Punt WSG 1

Vorig seizoen verloor WSG nog met 7-1 bij Pallas, dus het kon eigenlijk alleen maar beter gaan. De laatste twee overwinningen hadden daarnaast voor enige zelfvertrouwen gezorgd. In de partij van Marcel Krosenbrink was daar overigens nog niet veel van te merken, want er werd veel geruild en tot remise besloten. Daarbij liet Marcel nog wel een keer een kans op pionwinst liggen. Gerard Harbers zette aan bord 1 een aanval op de koningsstelling in, maar dat deed hij iets te voortvarend. Henrik Lösing kende problemen op de achtste rij en verloor daardoor een loper. Henri Abbink leek de aanval van zijn tegenstander goed afgeslagen te hebben, maar hij zag toch te weinig perspectief om met zijn pluspion verder te spelen. Bert te Sligte moest zijn toevlucht nemen tot een zetherhaling om niet verder in de problemen te komen. Bij een 3½-1½ achterstand speelden alleen nog de drie hoogstegerate WSG’ers en zij stonden allemaal beter, maar of het genoeg was voor één of twee matchpunten ?
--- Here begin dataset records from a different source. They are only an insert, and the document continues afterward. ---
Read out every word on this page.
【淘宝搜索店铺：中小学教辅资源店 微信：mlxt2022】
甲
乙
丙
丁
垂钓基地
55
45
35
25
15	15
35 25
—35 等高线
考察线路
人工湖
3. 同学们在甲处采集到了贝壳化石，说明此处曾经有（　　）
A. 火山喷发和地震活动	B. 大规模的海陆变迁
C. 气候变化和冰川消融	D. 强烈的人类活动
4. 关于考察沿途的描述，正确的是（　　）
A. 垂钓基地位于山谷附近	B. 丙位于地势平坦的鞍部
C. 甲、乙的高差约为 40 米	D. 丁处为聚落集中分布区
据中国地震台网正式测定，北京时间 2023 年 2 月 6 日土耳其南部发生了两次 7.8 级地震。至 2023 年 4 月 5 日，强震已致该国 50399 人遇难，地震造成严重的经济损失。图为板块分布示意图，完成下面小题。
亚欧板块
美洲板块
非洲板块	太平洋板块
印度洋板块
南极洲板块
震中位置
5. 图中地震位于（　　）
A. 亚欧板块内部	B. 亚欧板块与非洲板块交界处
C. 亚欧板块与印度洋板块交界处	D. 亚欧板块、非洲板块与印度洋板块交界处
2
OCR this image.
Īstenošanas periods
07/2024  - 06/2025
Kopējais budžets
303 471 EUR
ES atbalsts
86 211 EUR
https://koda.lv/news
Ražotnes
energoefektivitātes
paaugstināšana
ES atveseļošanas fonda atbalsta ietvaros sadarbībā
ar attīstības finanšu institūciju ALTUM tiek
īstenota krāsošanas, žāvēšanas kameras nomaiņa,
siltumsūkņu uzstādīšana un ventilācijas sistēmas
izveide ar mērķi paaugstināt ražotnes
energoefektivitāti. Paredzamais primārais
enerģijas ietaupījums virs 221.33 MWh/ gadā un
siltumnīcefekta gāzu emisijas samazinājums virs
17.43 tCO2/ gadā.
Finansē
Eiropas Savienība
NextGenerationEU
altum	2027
Jochem Mullink was in een dame-eindspel beland. Hij trok daarbij tussen de vele schaakles door met zijn koning naar de overkant en vlocht samen met zijn dame een matnet. Arjan van Lith had na een creatieve partij met stukoffer een toreneindspel met pluspion en leek dat te gaan winnen. Hij werd echter nog verrast dooreen patcombinatie van zijn tegenstander. Reinhard Funke had twee stukken en twee pionnen tegen vier pionnen en een stuk. Omdat hij natuurlijk nog wel iets moest overhouden – en in een P+L tegen K eindspel wil je ook niet graag terechtkomen – moest hij geduldig manoeuvreren en dat lukte hem, zodat er toch nog een zwaar bevochten punt mee naar Winterswijk ging.